A properly drafted codicil should avoid inconsistency or ambiguity when read with the original will.
To ensure clarity:
- The codicil should explicitly confirm or revoke the earlier will (and any previous codicils).
- Without express words of revocation, there is a presumption (rebuttable) that the original will’s terms remain valid unless inconsistent with the codicil (as seen in Lemage v Goodban).
Where discrepancies arise (e.g., incorrect will dates or number of codicils), affidavit evidence can clarify the issues.
What is the effect of a codicil republishing a will, and why is this significant?
Executing a codicil republishes the will (and any codicils it refers to), giving them effect as if executed on the date of the codicil.
When applying construction rules to clauses in the original will, the codicil’s date is used.
Example: A clause stating, “I leave the picture hanging in the hallway at the date of my will to the youngest son of my brother Alan” may have different effects depending on changes between the will and codicil dates:
- If Alan has more sons by the codicil date, the youngest at that time benefits.

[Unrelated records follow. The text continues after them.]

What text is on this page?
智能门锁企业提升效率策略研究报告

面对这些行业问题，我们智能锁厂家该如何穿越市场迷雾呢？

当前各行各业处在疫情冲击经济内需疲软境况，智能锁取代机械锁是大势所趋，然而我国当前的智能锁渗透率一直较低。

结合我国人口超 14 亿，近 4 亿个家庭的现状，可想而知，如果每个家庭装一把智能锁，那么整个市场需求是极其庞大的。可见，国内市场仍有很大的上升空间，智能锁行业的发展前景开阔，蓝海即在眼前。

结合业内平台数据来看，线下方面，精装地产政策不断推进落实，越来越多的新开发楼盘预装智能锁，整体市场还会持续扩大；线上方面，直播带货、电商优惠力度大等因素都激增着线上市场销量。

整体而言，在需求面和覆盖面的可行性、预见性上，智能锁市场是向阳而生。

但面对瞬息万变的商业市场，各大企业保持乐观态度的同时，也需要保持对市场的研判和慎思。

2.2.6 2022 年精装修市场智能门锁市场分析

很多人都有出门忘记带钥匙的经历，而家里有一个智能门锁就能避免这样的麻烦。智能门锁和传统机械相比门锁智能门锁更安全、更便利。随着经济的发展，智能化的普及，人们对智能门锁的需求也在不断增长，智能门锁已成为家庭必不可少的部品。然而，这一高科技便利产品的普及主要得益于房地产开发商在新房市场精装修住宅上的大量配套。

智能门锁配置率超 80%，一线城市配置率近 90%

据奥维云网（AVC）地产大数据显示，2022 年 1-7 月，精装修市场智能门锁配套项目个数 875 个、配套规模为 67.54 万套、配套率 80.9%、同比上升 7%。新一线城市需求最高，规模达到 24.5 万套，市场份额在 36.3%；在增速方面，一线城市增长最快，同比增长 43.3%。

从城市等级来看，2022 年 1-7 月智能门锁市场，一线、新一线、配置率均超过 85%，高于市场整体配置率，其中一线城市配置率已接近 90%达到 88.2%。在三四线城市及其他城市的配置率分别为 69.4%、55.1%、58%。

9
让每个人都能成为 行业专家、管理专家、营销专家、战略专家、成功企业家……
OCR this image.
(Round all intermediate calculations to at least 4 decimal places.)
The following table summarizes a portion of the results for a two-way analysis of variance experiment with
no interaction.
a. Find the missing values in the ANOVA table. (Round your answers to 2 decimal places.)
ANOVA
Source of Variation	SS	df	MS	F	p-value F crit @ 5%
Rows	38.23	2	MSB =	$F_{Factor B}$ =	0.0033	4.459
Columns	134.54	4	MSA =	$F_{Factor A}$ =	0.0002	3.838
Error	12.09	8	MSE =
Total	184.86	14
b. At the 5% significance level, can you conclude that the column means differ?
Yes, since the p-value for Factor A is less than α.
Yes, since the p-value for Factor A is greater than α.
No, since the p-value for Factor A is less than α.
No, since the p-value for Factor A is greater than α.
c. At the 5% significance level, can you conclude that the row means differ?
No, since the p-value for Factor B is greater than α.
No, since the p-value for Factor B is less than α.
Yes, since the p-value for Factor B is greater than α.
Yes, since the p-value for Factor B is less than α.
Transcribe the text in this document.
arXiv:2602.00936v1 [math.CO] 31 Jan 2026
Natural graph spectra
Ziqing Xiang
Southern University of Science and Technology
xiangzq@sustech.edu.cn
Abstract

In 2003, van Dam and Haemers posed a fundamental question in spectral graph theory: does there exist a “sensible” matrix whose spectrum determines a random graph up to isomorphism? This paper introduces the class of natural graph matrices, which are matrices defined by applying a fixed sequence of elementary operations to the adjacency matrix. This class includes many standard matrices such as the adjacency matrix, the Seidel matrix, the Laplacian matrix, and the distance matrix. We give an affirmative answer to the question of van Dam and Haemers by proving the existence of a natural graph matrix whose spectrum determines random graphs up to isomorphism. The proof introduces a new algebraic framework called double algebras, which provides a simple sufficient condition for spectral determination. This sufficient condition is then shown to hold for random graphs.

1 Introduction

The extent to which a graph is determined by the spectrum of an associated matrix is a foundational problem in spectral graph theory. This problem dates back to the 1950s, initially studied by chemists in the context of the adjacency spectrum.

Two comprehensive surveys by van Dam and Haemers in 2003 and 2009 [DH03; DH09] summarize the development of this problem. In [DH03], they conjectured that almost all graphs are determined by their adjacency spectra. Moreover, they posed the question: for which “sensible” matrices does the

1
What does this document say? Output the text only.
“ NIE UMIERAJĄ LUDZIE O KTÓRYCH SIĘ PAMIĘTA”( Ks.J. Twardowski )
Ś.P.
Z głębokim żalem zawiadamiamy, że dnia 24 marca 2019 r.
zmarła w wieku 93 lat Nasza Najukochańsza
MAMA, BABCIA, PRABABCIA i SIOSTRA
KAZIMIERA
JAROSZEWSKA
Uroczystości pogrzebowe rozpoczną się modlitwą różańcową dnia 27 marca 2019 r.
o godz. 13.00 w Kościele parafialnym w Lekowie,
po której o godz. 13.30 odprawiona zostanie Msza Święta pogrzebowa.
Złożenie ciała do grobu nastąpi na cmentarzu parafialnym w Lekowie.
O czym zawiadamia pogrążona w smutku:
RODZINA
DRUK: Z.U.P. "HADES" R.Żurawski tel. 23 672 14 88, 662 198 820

- If the hallway picture has changed to a less valuable item by the codicil date, the beneficiary inherits the new item.
Careful consideration is essential to ensure the testator’s intention is fulfilled, accounting for the republishing effect of the codicil.
How can a codicil correct problems with an earlier testamentary document?
The execution of a codicil re-executes the will (or previous codicils it refers to), allowing correction of problems in earlier documents.
Example:
- If a beneficiary (or their spouse) witnesses a will, s15 Wills Act 1837 denies the beneficiary their inheritance.
- A later codicil witnessed by different people can restore the gift under the will to the original witness, avoiding s15 WA 1837.
S15 WA 1837 applies to codicils as it does to wills.
A witness to a codicil (or their spouse) cannot benefit under either the original will or codicil.